Background
Gastrointestinal tuberculosis (GI TB) is a rare form of extrapulmonary TB that often mimics Crohn’s disease (CD) due to overlapping clinical, endoscopic, and histopathologic features. We present a case of GI TB that initially manifested as a perianal fistula, an atypical presentation for TB but commonly seen in CD. Familiarity with this presentation is essential to ensure timely diagnosis and appropriate management, particularly in TB endemic regions.
Case summary
A 38-year-old male from the Philippines presented with a 4-year history of chronic perianal fistula and recurrent rectal pain, initially diagnosed as CD based on findings from three colonoscopies and biopsies showing non-caseating granulomas. MTB GeneXpert and mycobacterial cultures were consistently negative. He was treated with antibiotics, corticosteroids, and biologic therapy, but showed no clinical improvement. One month later, he returned with persistent symptoms and sudden onset jaundice, accompanied by marked elevation of liver enzymes. Imaging revealed hepatosplenomegaly, hepatic nodules, and lymphadenopathy.
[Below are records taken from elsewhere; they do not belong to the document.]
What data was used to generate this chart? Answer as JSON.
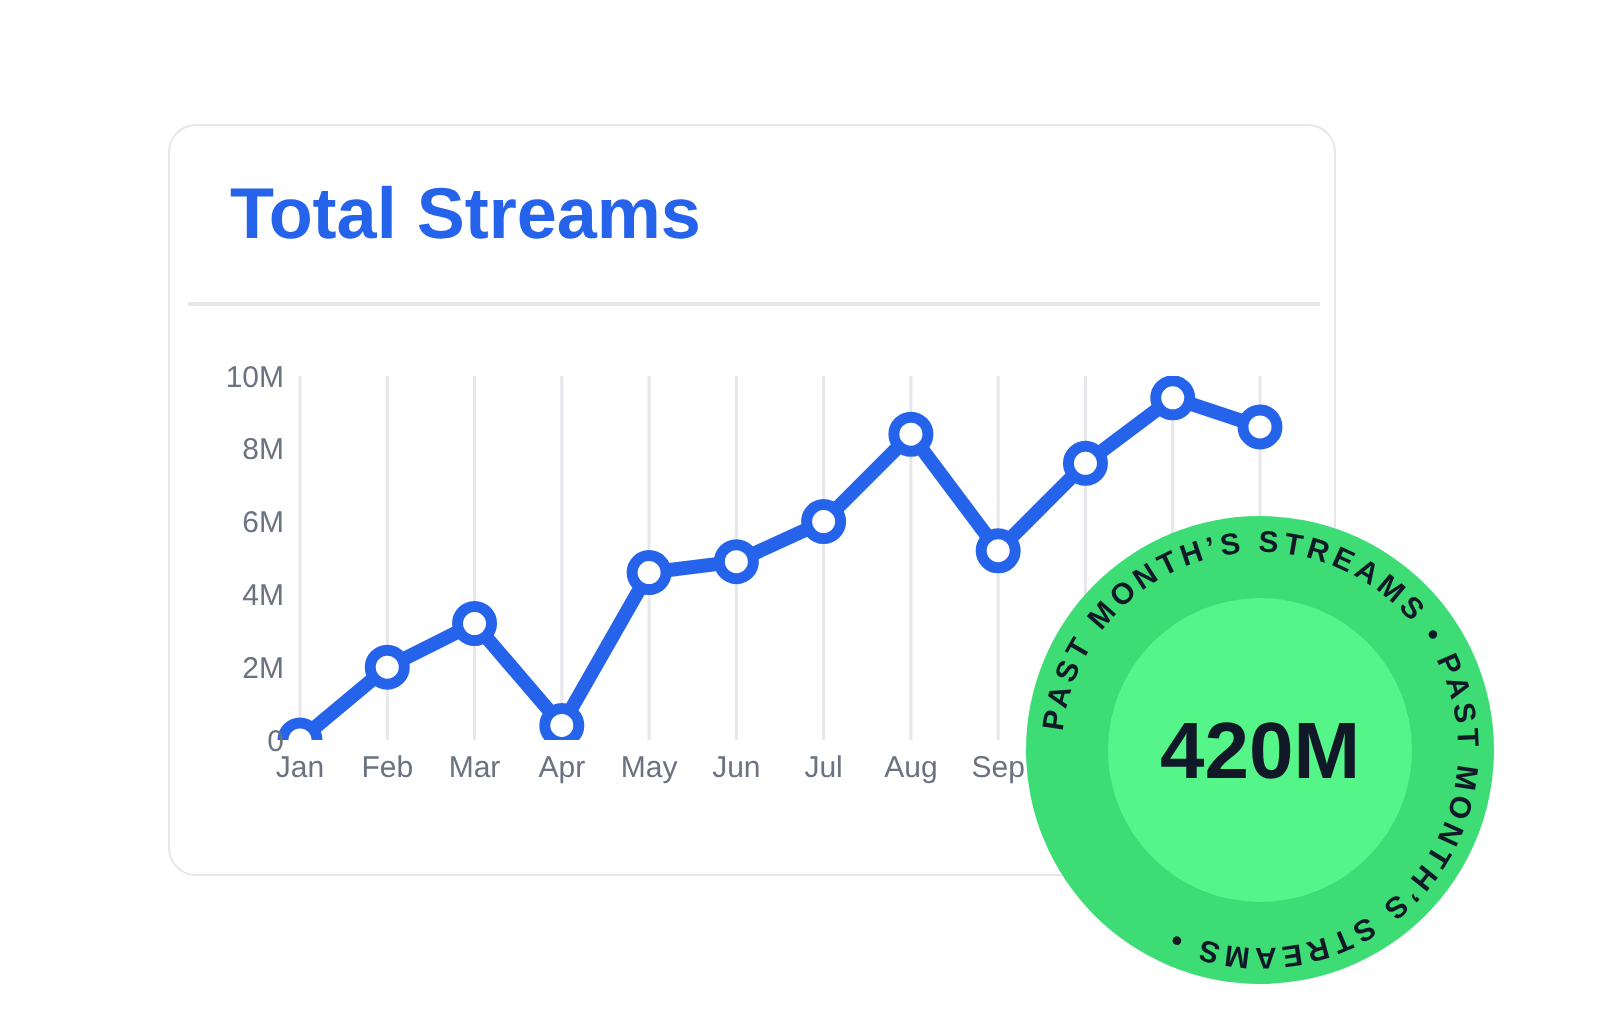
{
  "chart_data": {
    "type": "line",
    "title": "Total Streams",
    "categories": [
      "Jan",
      "Feb",
      "Mar",
      "Apr",
      "May",
      "Jun",
      "Jul",
      "Aug",
      "Sep",
      null,
      null,
      null
    ],
    "series": [
      {
        "color": "#2563eb",
        "values": [
          0,
          2,
          3.2,
          0.4,
          4.6,
          4.9,
          6,
          8.4,
          5.2,
          7.6,
          9.4,
          8.6
        ]
      }
    ],
    "ylim": [
      0,
      10
    ],
    "yticks": [
      {
        "value": 0,
        "label": "0"
      },
      {
        "value": 2,
        "label": "2M"
      },
      {
        "value": 4,
        "label": "4M"
      },
      {
        "value": 6,
        "label": "6M"
      },
      {
        "value": 8,
        "label": "8M"
      },
      {
        "value": 10,
        "label": "10M"
      }
    ],
    "grid": true,
    "marker": "circle",
    "line_style": "solid",
    "annotations": [
      "PAST MONTH’S STREAMS • PAST MONTH’S STREAMS •",
      "420M"
    ]
  }
}
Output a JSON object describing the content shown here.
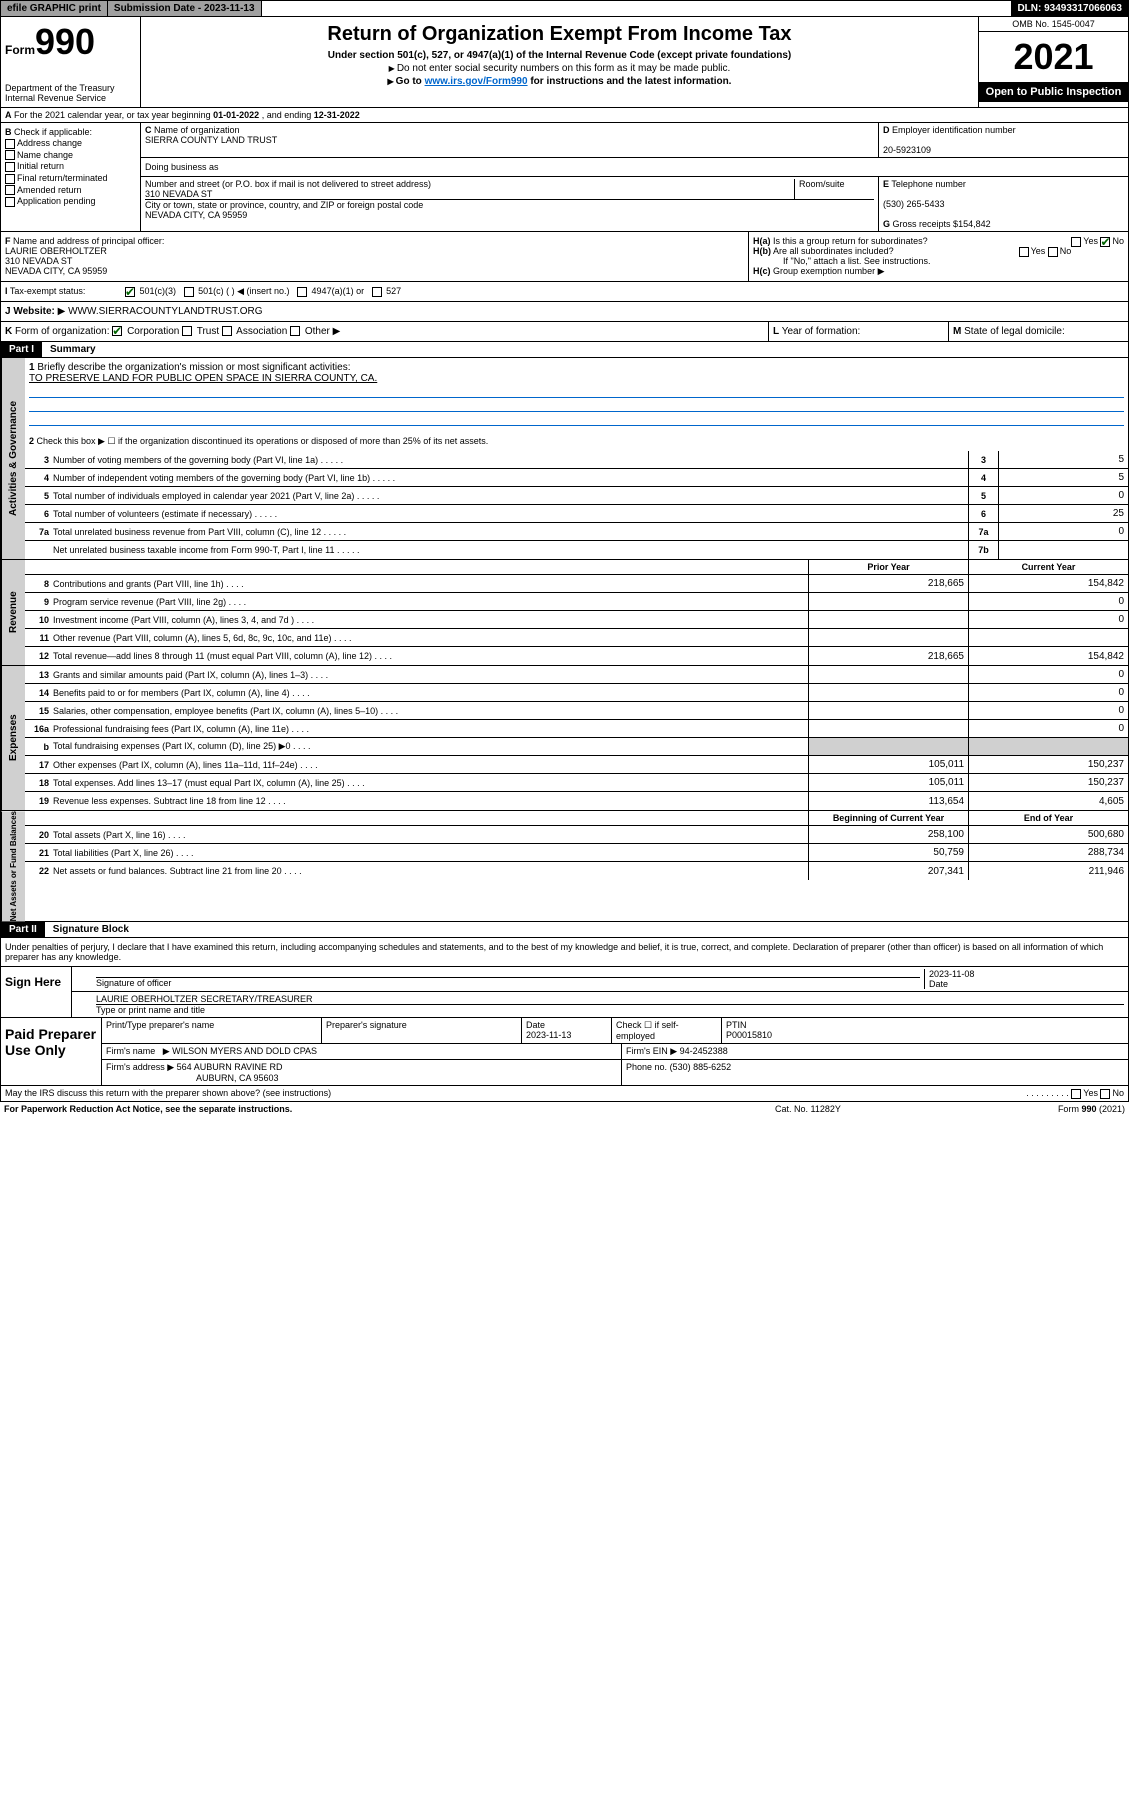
{
  "topbar": {
    "efile": "efile GRAPHIC print",
    "sub_label": "Submission Date -",
    "sub_date": "2023-11-13",
    "dln_label": "DLN:",
    "dln": "93493317066063"
  },
  "header": {
    "form": "990",
    "form_prefix": "Form",
    "dept": "Department of the Treasury Internal Revenue Service",
    "title": "Return of Organization Exempt From Income Tax",
    "sub1": "Under section 501(c), 527, or 4947(a)(1) of the Internal Revenue Code (except private foundations)",
    "sub2": "Do not enter social security numbers on this form as it may be made public.",
    "sub3_pre": "Go to ",
    "sub3_link": "www.irs.gov/Form990",
    "sub3_post": " for instructions and the latest information.",
    "omb": "OMB No. 1545-0047",
    "year": "2021",
    "open": "Open to Public Inspection"
  },
  "A": {
    "text_pre": "For the 2021 calendar year, or tax year beginning ",
    "begin": "01-01-2022",
    "mid": " , and ending ",
    "end": "12-31-2022"
  },
  "B": {
    "label": "Check if applicable:",
    "opts": [
      "Address change",
      "Name change",
      "Initial return",
      "Final return/terminated",
      "Amended return",
      "Application pending"
    ]
  },
  "C": {
    "name_label": "Name of organization",
    "name": "SIERRA COUNTY LAND TRUST",
    "dba_label": "Doing business as",
    "street_label": "Number and street (or P.O. box if mail is not delivered to street address)",
    "room_label": "Room/suite",
    "street": "310 NEVADA ST",
    "city_label": "City or town, state or province, country, and ZIP or foreign postal code",
    "city": "NEVADA CITY, CA  95959"
  },
  "D": {
    "label": "Employer identification number",
    "val": "20-5923109"
  },
  "E": {
    "label": "Telephone number",
    "val": "(530) 265-5433"
  },
  "G": {
    "label": "Gross receipts $",
    "val": "154,842"
  },
  "F": {
    "label": "Name and address of principal officer:",
    "name": "LAURIE OBERHOLTZER",
    "addr1": "310 NEVADA ST",
    "addr2": "NEVADA CITY, CA  95959"
  },
  "H": {
    "a": "Is this a group return for subordinates?",
    "a_ans": "No",
    "b": "Are all subordinates included?",
    "b_note": "If \"No,\" attach a list. See instructions.",
    "c": "Group exemption number"
  },
  "I": {
    "label": "Tax-exempt status:",
    "opts": [
      "501(c)(3)",
      "501(c) ( ) ◀ (insert no.)",
      "4947(a)(1) or",
      "527"
    ]
  },
  "J": {
    "label": "Website:",
    "val": "WWW.SIERRACOUNTYLANDTRUST.ORG"
  },
  "K": {
    "label": "Form of organization:",
    "opts": [
      "Corporation",
      "Trust",
      "Association",
      "Other"
    ],
    "L": "Year of formation:",
    "M": "State of legal domicile:"
  },
  "partI": {
    "label": "Part I",
    "title": "Summary"
  },
  "summary": {
    "l1": "Briefly describe the organization's mission or most significant activities:",
    "mission": "TO PRESERVE LAND FOR PUBLIC OPEN SPACE IN SIERRA COUNTY, CA.",
    "l2": "Check this box ▶ ☐ if the organization discontinued its operations or disposed of more than 25% of its net assets.",
    "rows_gov": [
      {
        "n": "3",
        "d": "Number of voting members of the governing body (Part VI, line 1a)",
        "b": "3",
        "v": "5"
      },
      {
        "n": "4",
        "d": "Number of independent voting members of the governing body (Part VI, line 1b)",
        "b": "4",
        "v": "5"
      },
      {
        "n": "5",
        "d": "Total number of individuals employed in calendar year 2021 (Part V, line 2a)",
        "b": "5",
        "v": "0"
      },
      {
        "n": "6",
        "d": "Total number of volunteers (estimate if necessary)",
        "b": "6",
        "v": "25"
      },
      {
        "n": "7a",
        "d": "Total unrelated business revenue from Part VIII, column (C), line 12",
        "b": "7a",
        "v": "0"
      },
      {
        "n": "",
        "d": "Net unrelated business taxable income from Form 990-T, Part I, line 11",
        "b": "7b",
        "v": ""
      }
    ],
    "hdr_prior": "Prior Year",
    "hdr_curr": "Current Year",
    "rows_rev": [
      {
        "n": "8",
        "d": "Contributions and grants (Part VIII, line 1h)",
        "p": "218,665",
        "c": "154,842"
      },
      {
        "n": "9",
        "d": "Program service revenue (Part VIII, line 2g)",
        "p": "",
        "c": "0"
      },
      {
        "n": "10",
        "d": "Investment income (Part VIII, column (A), lines 3, 4, and 7d )",
        "p": "",
        "c": "0"
      },
      {
        "n": "11",
        "d": "Other revenue (Part VIII, column (A), lines 5, 6d, 8c, 9c, 10c, and 11e)",
        "p": "",
        "c": ""
      },
      {
        "n": "12",
        "d": "Total revenue—add lines 8 through 11 (must equal Part VIII, column (A), line 12)",
        "p": "218,665",
        "c": "154,842"
      }
    ],
    "rows_exp": [
      {
        "n": "13",
        "d": "Grants and similar amounts paid (Part IX, column (A), lines 1–3)",
        "p": "",
        "c": "0"
      },
      {
        "n": "14",
        "d": "Benefits paid to or for members (Part IX, column (A), line 4)",
        "p": "",
        "c": "0"
      },
      {
        "n": "15",
        "d": "Salaries, other compensation, employee benefits (Part IX, column (A), lines 5–10)",
        "p": "",
        "c": "0"
      },
      {
        "n": "16a",
        "d": "Professional fundraising fees (Part IX, column (A), line 11e)",
        "p": "",
        "c": "0"
      },
      {
        "n": "b",
        "d": "Total fundraising expenses (Part IX, column (D), line 25) ▶0",
        "p": "grey",
        "c": "grey"
      },
      {
        "n": "17",
        "d": "Other expenses (Part IX, column (A), lines 11a–11d, 11f–24e)",
        "p": "105,011",
        "c": "150,237"
      },
      {
        "n": "18",
        "d": "Total expenses. Add lines 13–17 (must equal Part IX, column (A), line 25)",
        "p": "105,011",
        "c": "150,237"
      },
      {
        "n": "19",
        "d": "Revenue less expenses. Subtract line 18 from line 12",
        "p": "113,654",
        "c": "4,605"
      }
    ],
    "hdr_beg": "Beginning of Current Year",
    "hdr_end": "End of Year",
    "rows_net": [
      {
        "n": "20",
        "d": "Total assets (Part X, line 16)",
        "p": "258,100",
        "c": "500,680"
      },
      {
        "n": "21",
        "d": "Total liabilities (Part X, line 26)",
        "p": "50,759",
        "c": "288,734"
      },
      {
        "n": "22",
        "d": "Net assets or fund balances. Subtract line 21 from line 20",
        "p": "207,341",
        "c": "211,946"
      }
    ]
  },
  "partII": {
    "label": "Part II",
    "title": "Signature Block"
  },
  "penalty": "Under penalties of perjury, I declare that I have examined this return, including accompanying schedules and statements, and to the best of my knowledge and belief, it is true, correct, and complete. Declaration of preparer (other than officer) is based on all information of which preparer has any knowledge.",
  "sign": {
    "label": "Sign Here",
    "sig_label": "Signature of officer",
    "date_label": "Date",
    "date": "2023-11-08",
    "name": "LAURIE OBERHOLTZER  SECRETARY/TREASURER",
    "name_label": "Type or print name and title"
  },
  "paid": {
    "label": "Paid Preparer Use Only",
    "c1": "Print/Type preparer's name",
    "c2": "Preparer's signature",
    "c3": "Date",
    "c3v": "2023-11-13",
    "c4": "Check ☐ if self-employed",
    "c5": "PTIN",
    "c5v": "P00015810",
    "firm_label": "Firm's name",
    "firm": "WILSON MYERS AND DOLD CPAS",
    "ein_label": "Firm's EIN",
    "ein": "94-2452388",
    "addr_label": "Firm's address",
    "addr1": "564 AUBURN RAVINE RD",
    "addr2": "AUBURN, CA  95603",
    "phone_label": "Phone no.",
    "phone": "(530) 885-6252"
  },
  "footer": {
    "q": "May the IRS discuss this return with the preparer shown above? (see instructions)",
    "pra": "For Paperwork Reduction Act Notice, see the separate instructions.",
    "cat": "Cat. No. 11282Y",
    "form": "Form 990 (2021)"
  },
  "vlabels": {
    "gov": "Activities & Governance",
    "rev": "Revenue",
    "exp": "Expenses",
    "net": "Net Assets or Fund Balances"
  }
}
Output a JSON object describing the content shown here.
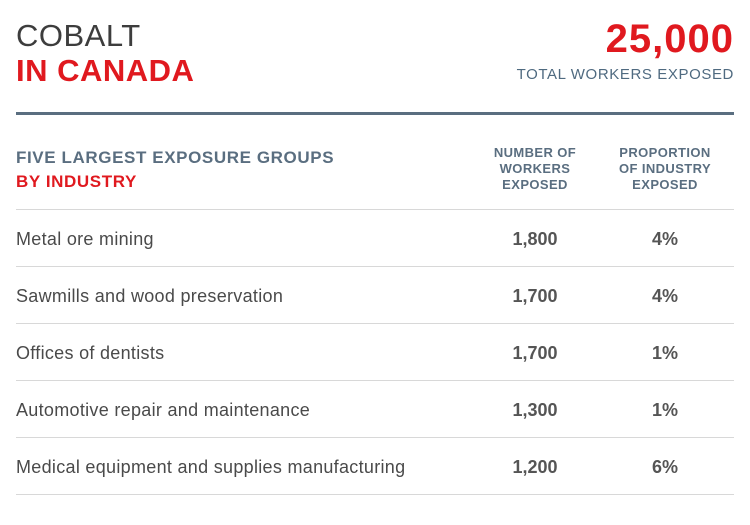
{
  "header": {
    "title_line1": "COBALT",
    "title_line2": "IN CANADA",
    "total_workers": "25,000",
    "total_workers_label": "TOTAL WORKERS EXPOSED"
  },
  "section": {
    "heading_line1": "FIVE LARGEST EXPOSURE GROUPS",
    "heading_line2": "BY INDUSTRY",
    "col_workers": [
      "NUMBER OF",
      "WORKERS",
      "EXPOSED"
    ],
    "col_proportion": [
      "PROPORTION",
      "OF INDUSTRY",
      "EXPOSED"
    ]
  },
  "rows": [
    {
      "industry": "Metal ore mining",
      "workers": "1,800",
      "proportion": "4%"
    },
    {
      "industry": "Sawmills and wood preservation",
      "workers": "1,700",
      "proportion": "4%"
    },
    {
      "industry": "Offices of dentists",
      "workers": "1,700",
      "proportion": "1%"
    },
    {
      "industry": "Automotive repair and maintenance",
      "workers": "1,300",
      "proportion": "1%"
    },
    {
      "industry": "Medical equipment and supplies manufacturing",
      "workers": "1,200",
      "proportion": "6%"
    }
  ],
  "colors": {
    "accent_red": "#e0191f",
    "slate_blue": "#5a6e80",
    "text_gray": "#4a4a4a"
  }
}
A fourth colonoscopy with biopsy demonstrated caseating granulomas and Langhans giant cells, confirming tuberculous ileitis. Anti-tuberculosis therapy was initiated, resulting in significant clinical and biochemical improvement, including normalization of liver enzymes and closure of the perianal fistulas.
Conclusion
This case highlights the diagnostic challenge of distinguishing GI TB from Crohn’s disease in TB endemic regions. A high index of suspicion for TB must be maintained before initiating biologic therapy. Histopathologic confirmation and careful clinical correlation are essential for accurate diagnosis and appropriate treatment.